François-Joseph Fétis (troisième partie)


Troisième partie de la biographie de



Bibliographie universelle des musiciens et bibliographie générale de la musique, par F.J.Fétis, deuxième édition, Librairie de Firmin Didot Frères, Fils et Cie, Tome 3, 1869, pages 226-239.

 
Persuadé que le moment était venu pour lui de prendre une position à Paris, Fétis quitta Douai pour s'y rendre, dans l'été de 1818. Il y publia dans la même année des fantaisies, des préludes, des sonates de piano, et y reprit ses travaux sur la littérature, la théorie et l'histoire de la musique. Pendant les années suivantes il écrivit pour le théâtre plusieurs opéras sérieux et comiques dont quelques-uns ont obtenu du succès, mais qui n'ont pas satisfait leur auteur; les autres n'ont pas été représentés. En 1821 il fut nommé professeur de composition au Conservatoire de Paris, en remplacement d'Eler, décédé depuis peu. Huit mois après son entrée en fonctions, ses élèves ayant été examinés par le comité d'enseignement, où siégeaient Paër, Lesueur, Berton, Reicha et Boieldieu. Cherubini, président de ce comité, adressa ces paroles au professeur : « Monsieur, c'est avec beaucoup d'intérêt que le comité a passé l'examen de votre classe, et qu'il a trouvé chez vos élèves l'art de faire chanter les parties d'une manière élégante et naturelle; art difficile, si bien connu des anciens maîtres, et qui se perd aujourd'hui; c'est avec une vive satisfaction que nous voyons que vous travaillez à le faire revivre.»
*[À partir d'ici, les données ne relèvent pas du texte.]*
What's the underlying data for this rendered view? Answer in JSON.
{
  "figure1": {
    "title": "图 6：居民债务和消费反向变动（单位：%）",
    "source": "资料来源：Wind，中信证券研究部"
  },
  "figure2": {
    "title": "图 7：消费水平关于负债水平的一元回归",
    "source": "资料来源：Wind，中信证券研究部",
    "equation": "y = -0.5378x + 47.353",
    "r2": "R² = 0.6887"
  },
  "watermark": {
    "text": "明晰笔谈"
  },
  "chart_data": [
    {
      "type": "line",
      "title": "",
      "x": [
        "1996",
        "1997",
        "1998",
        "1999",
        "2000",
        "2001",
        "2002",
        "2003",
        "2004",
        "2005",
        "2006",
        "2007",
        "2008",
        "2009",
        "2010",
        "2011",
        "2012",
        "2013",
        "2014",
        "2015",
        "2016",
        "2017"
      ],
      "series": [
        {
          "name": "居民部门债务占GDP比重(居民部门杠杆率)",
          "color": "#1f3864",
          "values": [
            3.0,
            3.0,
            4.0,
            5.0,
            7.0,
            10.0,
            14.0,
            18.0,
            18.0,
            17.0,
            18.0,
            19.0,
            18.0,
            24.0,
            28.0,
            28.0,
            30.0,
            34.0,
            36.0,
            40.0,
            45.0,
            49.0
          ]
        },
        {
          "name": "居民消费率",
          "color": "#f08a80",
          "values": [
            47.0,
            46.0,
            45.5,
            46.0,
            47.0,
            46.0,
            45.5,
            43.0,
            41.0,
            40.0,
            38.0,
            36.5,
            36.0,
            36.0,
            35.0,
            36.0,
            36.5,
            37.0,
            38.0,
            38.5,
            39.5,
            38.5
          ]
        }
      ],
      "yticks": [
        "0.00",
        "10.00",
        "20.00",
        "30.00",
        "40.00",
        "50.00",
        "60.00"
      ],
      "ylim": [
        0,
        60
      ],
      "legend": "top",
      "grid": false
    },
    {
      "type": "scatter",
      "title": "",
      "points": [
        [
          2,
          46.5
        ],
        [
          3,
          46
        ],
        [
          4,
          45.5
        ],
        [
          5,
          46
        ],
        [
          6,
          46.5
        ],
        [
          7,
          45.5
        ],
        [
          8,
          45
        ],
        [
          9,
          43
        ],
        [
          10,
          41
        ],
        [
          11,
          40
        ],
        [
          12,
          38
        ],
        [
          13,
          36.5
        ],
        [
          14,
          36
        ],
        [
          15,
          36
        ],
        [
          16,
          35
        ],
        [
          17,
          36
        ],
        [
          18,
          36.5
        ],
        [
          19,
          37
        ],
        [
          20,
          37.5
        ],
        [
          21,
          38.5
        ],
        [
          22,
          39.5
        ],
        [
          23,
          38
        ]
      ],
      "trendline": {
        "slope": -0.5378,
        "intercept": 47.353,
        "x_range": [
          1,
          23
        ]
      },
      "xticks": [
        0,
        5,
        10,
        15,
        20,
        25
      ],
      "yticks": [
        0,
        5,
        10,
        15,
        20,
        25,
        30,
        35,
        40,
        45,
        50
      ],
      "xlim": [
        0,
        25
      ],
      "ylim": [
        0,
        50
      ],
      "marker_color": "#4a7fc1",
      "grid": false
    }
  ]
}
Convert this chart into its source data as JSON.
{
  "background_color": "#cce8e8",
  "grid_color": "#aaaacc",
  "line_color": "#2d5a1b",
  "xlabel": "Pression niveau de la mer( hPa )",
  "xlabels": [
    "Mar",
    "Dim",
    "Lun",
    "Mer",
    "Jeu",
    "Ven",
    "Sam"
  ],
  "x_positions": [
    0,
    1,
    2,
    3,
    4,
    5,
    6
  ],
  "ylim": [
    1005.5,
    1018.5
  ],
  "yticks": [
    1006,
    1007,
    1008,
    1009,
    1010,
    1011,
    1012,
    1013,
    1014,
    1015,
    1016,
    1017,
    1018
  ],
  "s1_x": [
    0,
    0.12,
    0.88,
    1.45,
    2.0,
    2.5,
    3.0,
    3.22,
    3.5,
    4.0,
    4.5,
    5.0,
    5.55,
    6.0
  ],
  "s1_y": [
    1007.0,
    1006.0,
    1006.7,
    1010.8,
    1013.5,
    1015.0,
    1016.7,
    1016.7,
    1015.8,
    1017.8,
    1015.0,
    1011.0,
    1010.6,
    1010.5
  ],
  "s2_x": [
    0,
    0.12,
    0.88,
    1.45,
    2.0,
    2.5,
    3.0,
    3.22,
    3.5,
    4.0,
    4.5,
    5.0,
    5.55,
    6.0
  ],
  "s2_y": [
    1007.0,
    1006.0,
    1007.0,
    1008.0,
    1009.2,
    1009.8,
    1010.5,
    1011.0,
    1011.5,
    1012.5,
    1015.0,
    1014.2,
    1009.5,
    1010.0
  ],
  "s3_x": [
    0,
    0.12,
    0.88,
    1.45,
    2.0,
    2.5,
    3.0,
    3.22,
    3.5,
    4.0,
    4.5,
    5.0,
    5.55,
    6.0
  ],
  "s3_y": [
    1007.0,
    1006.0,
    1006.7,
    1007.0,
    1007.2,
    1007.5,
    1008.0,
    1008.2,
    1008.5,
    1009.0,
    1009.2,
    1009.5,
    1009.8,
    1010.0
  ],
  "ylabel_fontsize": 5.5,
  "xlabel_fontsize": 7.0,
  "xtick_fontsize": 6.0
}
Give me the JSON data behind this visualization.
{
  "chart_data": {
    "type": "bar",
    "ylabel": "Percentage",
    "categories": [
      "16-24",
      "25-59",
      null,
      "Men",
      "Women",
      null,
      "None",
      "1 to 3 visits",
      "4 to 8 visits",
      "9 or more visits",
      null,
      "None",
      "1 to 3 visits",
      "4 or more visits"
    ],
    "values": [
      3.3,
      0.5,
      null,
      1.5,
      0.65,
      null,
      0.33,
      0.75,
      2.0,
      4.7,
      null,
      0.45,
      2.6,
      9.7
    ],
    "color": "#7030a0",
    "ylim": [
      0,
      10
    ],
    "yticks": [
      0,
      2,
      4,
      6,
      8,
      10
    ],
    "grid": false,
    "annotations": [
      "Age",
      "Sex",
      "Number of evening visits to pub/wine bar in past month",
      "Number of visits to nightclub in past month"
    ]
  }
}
Quelques années après, le grand maître qui avait prononcé ces paroles flatteuses s'est exprimé d'une manière plus explicite encore, dans le rapport qu'il a fait à l'Académie des beaux-arts sur le Traité du contrepoint et de le fugue, écrit par Fétis, pour l'usage du Conservatoire, car il l'a déclaré le seul ouvrage de ce genre où les règles de ces compositions scientifiques, particulièrement celles de la fugue, sont exposées avec méthode et clarté.

Ce livre, dont presque tous les exemples ont été écrits par Fétis, lui ont coûté de longues méditations, parce qu'il avait reconnu la nécessité de prendre la tonalité pour base de la mélodie, origine réelle du contrepoint, comme il l'avait prise précédemment pour l'harmonie et la modulation. Or, l'analyse des faits de la succession mélodique des sons, en ce qui concerne la totalité et les combinaisons de plusieurs parties chantantes, est fort difficile. De là l'absence de toute critique pure dans tous les traités de composition qui ont été publiés depuis plus de deux cents ans, et la forme empirique adoptée par tous les auteurs de ces ouvrages. En s'imposant l'obligation de faire connaître la raison des règles, Fétis s'était entouré d'immenses difficultés.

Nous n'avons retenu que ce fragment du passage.